Os cacos de vidro

Fez aquele barulho de vidro estilhaçado, e me fez perceber que eu batera um cinzeiro antigo de vidro, que gosto muito, na garrafa de água. O cinzeiro não tem mais a finalidade de antes, mas serve de pires para encaixar a garrafa de água. Uns cacos caíram lá no chão, e meus olhos acompanharam... Ah, que dó! Recolhi os cacos e quis colar. Pensei: a gente não deve desistir das coisas porque essas quebraram, ou estragaram, ou não são perfeitas mais... eu posso até ser jurássica nesse modo de pensar. A minha geração viveu consertando as coisas. Consertava-se a TV, o guarda-roupa, o ventilador, o liquidificador, a máquina de lavar. Consertava- se o coração colando os cacos com a cola do amor próprio... suturava-se a alma, emendava-se o mal-feito ao pedido de perdão.
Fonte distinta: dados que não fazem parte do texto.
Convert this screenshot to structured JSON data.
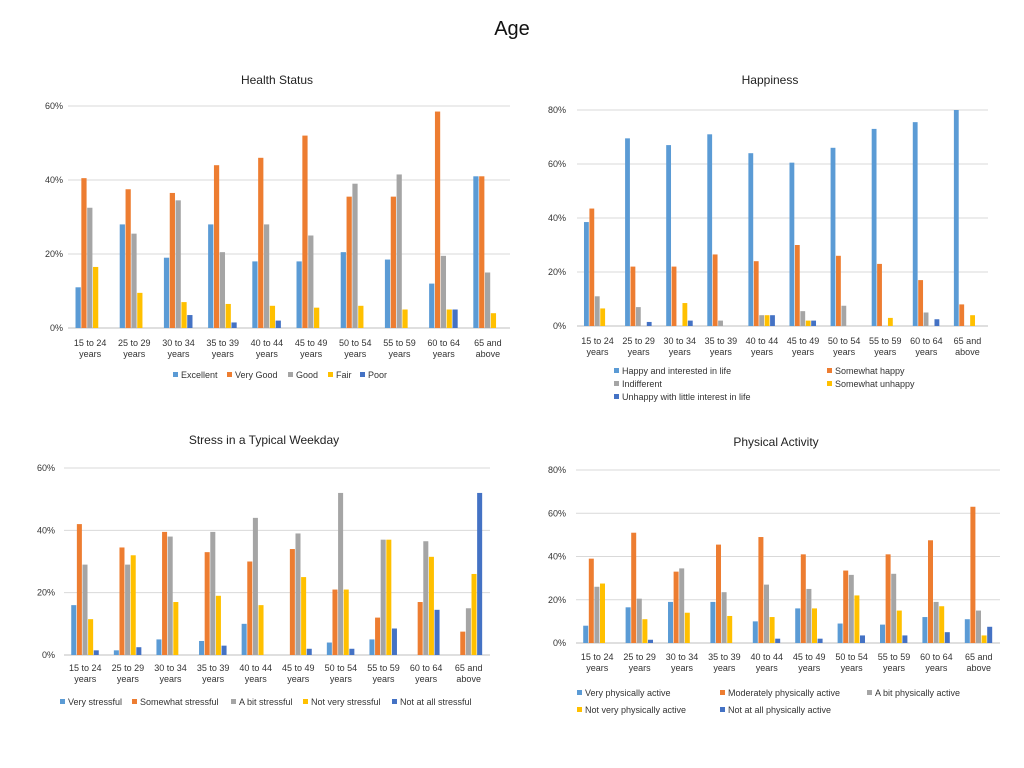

Sabia dizer "obrigado", ou "pedir licença". A minha geração viveu a vida com mais intensidade e profundidade. Permitiu-se frustrar mais e isso resultou em pessoas mais fortes e resilientes. Pensando nisso, guardei os caquinhos pra colar com a cola da esperança e da gratidão. Mania de velha? Não! Mania de amar demais a vida e as pessoas, não permitindo a mim jogar ninguém no lixo.